なほ之と反對に、維新の四民平等に對する反動的な抗議が名分論<(注16)>を藉りて爲された例も少くない。
(注16)「正名論<とも。>・・・名称と実質の一致を求めて国家社会の秩序を確立しようとする儒家の思想。・・・名称は物の階級的秩序を反映しているので、名称を正すことによって階級的秩序を固定化しなければならないとする。・・・「論語」や「春秋」三伝に顕著で、のち宋代の学者が強調、日本の「神皇正統記」「大日本史」にも影響を与えた。・・・
<日本に関しては、>儒教の系譜に立つものと国学の系譜のものに大別される。前者にはニュアンスの差があるが,最高権威としての天皇と政権の行使者としての将軍との間に上下関係を認める名分論が基本となっていたといってよかろう。他方,国学の尊王論は記紀の神話を事実として前提し,皇祖神より血統的連続性をもつ天皇に絶対性を認める論理を基礎としていた。」
https://kotobank.jp/word/%E5%90%8D%E5%88%86%E8%AB%96-643190
「方今の御政體にては共和政治の悪弊に陥らせらるゝ事もあらん乎」とひたすら維新後の「開化」に反對して、「貴賤の分を明にする事」「嚴に淫亂を禁じて男女の別を明にする事」等の建議を繰返した島津久光のごとき、その典型である(「久光公記」<(注17)>・・・)。・・・」(10~11、17~18)
(注17)福地桜痴(源一郎)著。明20(1888年).12出版。
https://dl.ndl.go.jp/info:ndljp/pid/781559
⇒「注17」から分かるように、久光の伝記を福地桜痴が書いたこと、その桜痴が、「<一時、>福澤諭吉と並び称されたような社会的影響力」を持ち、「福澤の死の際に両者の人物が比較され、福地は才において優る。しかし意思の強固さでは福澤が数等上であると評され・・・<、桜痴が>福澤諭吉の死によせて書いた記事「奮友福澤諭吉君を哭す」・・・は、・・・明治期でも指折りの名文とされる」
https://ja.wikipedia.org/wiki/%E7%A6%8F%E5%9C%B0%E6%BA%90%E4%B8%80%E9%83%8E
といった人物であったことからしても、久光という人物やその論の評価は、一筋縄ではいかぬ(注18)、と思った方がよさそうですが・・。(太田)
(注18)松平春嶽 「久光卿は・・・中々才智よりも道徳を重せられ、尊王の志は却って斉彬公よりも超過せりと考えられたり。・・・この公の談話にもすこぶる感佩敬服のこと共多し」
伊藤博文 「世間では島津公を頑固の人のように云うて居るが、決してそうでない。公はかつて『己れは攘夷などと云う事はせぬ。

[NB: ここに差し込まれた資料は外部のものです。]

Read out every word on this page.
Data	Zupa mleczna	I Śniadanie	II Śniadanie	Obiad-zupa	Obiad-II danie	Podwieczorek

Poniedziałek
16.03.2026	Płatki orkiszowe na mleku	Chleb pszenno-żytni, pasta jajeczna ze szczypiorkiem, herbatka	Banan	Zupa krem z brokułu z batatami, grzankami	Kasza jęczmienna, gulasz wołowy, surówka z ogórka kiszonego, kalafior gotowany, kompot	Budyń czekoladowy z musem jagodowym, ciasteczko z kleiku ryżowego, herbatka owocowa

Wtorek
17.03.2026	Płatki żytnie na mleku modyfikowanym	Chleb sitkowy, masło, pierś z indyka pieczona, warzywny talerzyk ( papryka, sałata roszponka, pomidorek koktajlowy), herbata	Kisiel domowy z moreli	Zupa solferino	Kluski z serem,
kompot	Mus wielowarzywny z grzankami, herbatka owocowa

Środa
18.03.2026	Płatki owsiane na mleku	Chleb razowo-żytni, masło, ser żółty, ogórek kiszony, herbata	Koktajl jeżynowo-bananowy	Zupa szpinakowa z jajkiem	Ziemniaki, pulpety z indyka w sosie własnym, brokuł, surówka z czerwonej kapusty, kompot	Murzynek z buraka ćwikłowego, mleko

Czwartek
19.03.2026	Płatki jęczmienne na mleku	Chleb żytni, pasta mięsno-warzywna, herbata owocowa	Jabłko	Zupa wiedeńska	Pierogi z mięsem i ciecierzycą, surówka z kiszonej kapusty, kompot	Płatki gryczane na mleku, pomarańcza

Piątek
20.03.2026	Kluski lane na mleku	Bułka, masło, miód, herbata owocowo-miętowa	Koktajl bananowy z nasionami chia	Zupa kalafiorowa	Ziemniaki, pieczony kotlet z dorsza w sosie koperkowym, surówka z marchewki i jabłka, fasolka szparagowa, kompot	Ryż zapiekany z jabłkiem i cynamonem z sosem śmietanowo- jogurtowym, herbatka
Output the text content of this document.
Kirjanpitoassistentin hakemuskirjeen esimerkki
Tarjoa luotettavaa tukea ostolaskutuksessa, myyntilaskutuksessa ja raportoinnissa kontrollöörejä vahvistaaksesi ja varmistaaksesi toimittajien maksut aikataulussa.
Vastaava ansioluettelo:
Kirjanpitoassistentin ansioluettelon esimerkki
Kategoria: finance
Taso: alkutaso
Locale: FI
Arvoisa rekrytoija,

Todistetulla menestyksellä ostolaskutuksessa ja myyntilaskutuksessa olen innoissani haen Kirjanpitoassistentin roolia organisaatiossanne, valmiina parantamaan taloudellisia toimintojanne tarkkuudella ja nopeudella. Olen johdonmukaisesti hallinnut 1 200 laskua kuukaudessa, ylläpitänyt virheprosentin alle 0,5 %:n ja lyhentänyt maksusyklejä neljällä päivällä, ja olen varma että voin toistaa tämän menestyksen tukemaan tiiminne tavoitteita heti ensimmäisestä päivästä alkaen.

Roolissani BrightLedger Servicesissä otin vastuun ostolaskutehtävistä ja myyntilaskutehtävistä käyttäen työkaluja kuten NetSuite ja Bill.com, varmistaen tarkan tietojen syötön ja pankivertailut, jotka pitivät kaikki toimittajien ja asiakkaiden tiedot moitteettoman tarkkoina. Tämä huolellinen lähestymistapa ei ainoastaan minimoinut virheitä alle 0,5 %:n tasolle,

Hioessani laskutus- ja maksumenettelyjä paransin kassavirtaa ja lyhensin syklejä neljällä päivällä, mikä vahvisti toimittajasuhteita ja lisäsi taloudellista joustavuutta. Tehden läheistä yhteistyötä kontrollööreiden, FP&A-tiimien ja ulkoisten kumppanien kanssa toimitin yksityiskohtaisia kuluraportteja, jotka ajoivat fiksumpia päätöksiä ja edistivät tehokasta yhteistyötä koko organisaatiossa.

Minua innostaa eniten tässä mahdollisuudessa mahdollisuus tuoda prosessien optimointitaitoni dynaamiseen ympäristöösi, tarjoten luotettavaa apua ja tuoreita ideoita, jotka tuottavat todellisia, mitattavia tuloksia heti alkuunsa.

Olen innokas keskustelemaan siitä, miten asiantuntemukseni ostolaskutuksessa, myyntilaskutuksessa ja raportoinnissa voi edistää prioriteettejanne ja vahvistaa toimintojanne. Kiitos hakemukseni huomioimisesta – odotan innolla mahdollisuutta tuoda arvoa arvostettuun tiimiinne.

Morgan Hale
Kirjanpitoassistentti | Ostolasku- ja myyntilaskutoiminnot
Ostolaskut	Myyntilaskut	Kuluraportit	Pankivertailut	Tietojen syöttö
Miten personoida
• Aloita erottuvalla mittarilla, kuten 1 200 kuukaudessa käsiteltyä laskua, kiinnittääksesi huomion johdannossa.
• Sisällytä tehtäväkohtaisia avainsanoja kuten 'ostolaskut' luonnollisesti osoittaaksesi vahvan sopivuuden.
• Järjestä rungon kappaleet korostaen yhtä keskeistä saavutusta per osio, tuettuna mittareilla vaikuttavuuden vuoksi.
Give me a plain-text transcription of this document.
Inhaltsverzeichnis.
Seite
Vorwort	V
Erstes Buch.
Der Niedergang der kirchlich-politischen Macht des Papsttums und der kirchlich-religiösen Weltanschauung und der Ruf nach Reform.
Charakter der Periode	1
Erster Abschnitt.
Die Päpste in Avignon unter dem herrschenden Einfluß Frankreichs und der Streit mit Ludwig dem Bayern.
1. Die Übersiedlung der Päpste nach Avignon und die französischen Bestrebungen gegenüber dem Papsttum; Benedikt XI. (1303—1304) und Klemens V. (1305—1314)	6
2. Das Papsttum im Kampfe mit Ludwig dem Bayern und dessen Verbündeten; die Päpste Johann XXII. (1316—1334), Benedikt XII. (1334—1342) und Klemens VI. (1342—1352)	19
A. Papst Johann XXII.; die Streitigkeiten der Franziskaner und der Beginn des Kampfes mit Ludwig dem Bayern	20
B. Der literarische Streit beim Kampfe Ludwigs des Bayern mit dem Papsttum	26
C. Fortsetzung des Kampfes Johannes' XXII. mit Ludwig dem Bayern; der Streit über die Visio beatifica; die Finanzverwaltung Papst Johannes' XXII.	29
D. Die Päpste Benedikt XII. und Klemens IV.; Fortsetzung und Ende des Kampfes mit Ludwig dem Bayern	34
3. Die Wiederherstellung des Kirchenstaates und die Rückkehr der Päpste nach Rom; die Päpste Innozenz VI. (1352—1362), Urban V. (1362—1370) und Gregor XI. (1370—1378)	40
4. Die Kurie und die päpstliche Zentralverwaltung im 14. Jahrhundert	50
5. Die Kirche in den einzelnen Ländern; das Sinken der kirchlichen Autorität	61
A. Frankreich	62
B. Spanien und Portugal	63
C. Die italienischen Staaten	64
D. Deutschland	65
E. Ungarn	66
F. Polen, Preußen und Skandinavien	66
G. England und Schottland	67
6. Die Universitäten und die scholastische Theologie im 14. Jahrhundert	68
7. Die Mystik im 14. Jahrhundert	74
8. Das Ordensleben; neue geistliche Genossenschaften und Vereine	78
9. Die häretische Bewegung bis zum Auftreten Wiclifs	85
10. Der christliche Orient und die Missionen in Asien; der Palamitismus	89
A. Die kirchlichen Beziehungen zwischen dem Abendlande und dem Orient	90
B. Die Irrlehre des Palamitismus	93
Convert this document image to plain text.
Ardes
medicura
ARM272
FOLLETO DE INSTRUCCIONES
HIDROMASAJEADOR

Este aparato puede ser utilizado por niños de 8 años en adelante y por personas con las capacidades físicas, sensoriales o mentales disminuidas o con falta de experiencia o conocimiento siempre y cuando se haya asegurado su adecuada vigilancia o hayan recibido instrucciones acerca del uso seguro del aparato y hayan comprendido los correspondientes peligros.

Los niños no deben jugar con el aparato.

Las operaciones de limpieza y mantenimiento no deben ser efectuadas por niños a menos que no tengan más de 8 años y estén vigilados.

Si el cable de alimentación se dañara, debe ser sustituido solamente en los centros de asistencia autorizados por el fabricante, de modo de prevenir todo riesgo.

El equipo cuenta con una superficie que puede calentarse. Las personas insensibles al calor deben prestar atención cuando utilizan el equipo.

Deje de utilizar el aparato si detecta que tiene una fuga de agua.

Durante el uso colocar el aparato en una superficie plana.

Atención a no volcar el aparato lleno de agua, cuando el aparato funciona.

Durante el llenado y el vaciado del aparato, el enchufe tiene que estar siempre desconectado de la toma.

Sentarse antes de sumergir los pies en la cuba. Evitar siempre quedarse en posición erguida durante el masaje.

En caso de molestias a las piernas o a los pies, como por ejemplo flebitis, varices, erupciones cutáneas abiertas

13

それは西郷などが言うことだ』と云われたことがある。・・・」
https://ja.wikipedia.org/wiki/%E5%B3%B6%E6%B4%A5%E4%B9%85%E5%85%89
最近で言えば、町田明広は、「久光が・・・儒学・漢詩・和歌・書道に秀で、国学にも通じる類稀なる文化人・文学者であり、・・・久光あっての幕末史であり、また久光なくして幕末は語ることができない」と高く評価<している。>」
https://www.tkfd.or.jp/research/detail.php?id=1250
町田明広(1962年~)は、慶大文(史学)卒、佛教大院修士・博士の神田外大准教授で、日本近現代史(明治維新史・対外認識論)、特に幕末の薩摩藩が専門。